- Monteola Monteola
- Coordinates: 28°41′52″N 97°54′57″W﻿ / ﻿28.69778°N 97.91583°W
- Country: United States
- State: Texas
- County: Bee
- Elevation: 489 ft (149 m)
- Time zone: UTC-6 (Central (CST))
- • Summer (DST): UTC-5 (CDT)
- Area code: 361
- GNIS feature ID: 1380205

= Monteola, Texas =

Monteola is an unincorporated community in Bee County, in the U.S. state of Texas. It is located within the Beeville micropolitan area.

==History==
The area in what is now known as Monteola today was first settled by Englishman George Cook and his daughter, Eliza, sometime before 1880. It was originally called Butler's Neighborhood for local ranchers L.G. and A.B. Butler in 1883. The first store and gin in the community were operated by Mase Lynch, who renamed the town Monteola for a peddler named Monty and his wife Ola.

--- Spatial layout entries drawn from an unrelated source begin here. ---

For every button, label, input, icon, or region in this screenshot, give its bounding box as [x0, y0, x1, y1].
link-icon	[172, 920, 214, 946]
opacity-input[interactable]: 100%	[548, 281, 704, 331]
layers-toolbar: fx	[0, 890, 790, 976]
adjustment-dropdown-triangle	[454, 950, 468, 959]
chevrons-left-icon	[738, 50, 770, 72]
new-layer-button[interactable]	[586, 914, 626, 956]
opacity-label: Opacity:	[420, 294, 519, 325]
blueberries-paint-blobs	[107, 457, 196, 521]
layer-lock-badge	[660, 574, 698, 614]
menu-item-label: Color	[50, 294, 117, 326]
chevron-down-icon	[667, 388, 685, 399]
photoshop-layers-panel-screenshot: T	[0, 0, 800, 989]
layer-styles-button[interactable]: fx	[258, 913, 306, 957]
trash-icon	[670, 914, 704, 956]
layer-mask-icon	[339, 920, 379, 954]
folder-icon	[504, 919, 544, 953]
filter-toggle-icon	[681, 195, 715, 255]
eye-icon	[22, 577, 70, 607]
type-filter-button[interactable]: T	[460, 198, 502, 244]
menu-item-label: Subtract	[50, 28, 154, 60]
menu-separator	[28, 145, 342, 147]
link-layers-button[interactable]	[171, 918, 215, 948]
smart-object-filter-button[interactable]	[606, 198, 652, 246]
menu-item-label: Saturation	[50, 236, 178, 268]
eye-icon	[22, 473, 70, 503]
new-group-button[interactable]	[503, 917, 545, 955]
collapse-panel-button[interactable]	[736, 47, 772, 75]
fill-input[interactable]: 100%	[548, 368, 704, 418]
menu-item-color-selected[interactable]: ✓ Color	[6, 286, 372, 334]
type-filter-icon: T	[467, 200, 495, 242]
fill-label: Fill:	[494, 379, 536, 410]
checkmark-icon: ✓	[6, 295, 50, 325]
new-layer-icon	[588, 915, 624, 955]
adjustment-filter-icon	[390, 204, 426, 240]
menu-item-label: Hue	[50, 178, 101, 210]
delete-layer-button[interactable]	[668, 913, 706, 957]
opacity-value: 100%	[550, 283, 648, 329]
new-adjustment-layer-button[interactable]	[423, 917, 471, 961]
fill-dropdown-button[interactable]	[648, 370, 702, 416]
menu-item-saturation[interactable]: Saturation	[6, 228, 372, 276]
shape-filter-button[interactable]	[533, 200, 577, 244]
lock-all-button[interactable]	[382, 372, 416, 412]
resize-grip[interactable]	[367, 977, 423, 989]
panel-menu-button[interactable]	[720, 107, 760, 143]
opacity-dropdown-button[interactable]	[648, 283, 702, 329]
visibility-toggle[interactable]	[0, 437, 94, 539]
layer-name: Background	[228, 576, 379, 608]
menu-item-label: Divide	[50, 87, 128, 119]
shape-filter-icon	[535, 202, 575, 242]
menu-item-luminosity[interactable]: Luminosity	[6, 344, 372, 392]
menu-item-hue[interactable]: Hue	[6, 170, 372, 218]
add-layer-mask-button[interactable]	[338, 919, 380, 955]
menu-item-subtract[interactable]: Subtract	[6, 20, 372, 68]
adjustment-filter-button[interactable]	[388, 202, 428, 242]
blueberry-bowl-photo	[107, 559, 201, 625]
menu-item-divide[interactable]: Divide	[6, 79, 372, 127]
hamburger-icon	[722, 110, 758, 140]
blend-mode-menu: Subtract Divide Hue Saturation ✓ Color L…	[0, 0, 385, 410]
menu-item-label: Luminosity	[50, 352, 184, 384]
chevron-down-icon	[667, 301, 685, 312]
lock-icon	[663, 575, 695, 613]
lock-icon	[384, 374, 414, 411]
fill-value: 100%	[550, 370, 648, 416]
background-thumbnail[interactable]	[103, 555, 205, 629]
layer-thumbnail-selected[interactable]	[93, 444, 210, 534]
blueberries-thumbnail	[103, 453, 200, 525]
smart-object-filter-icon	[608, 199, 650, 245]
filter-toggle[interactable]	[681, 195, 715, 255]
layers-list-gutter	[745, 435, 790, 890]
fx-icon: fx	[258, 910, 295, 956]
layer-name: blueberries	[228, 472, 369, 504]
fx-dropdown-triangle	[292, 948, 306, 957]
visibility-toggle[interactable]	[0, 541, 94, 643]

The store and gin continued to operate in 1939. Residents then left the community, and only a few scattered houses remained in the early 1990s.

==Geography==
Monteola is located on Farm to Market Road 2985, 24 mi north of Beeville in extreme northern Bee County.

==Education==
Monteola is served by the Pawnee Independent School District.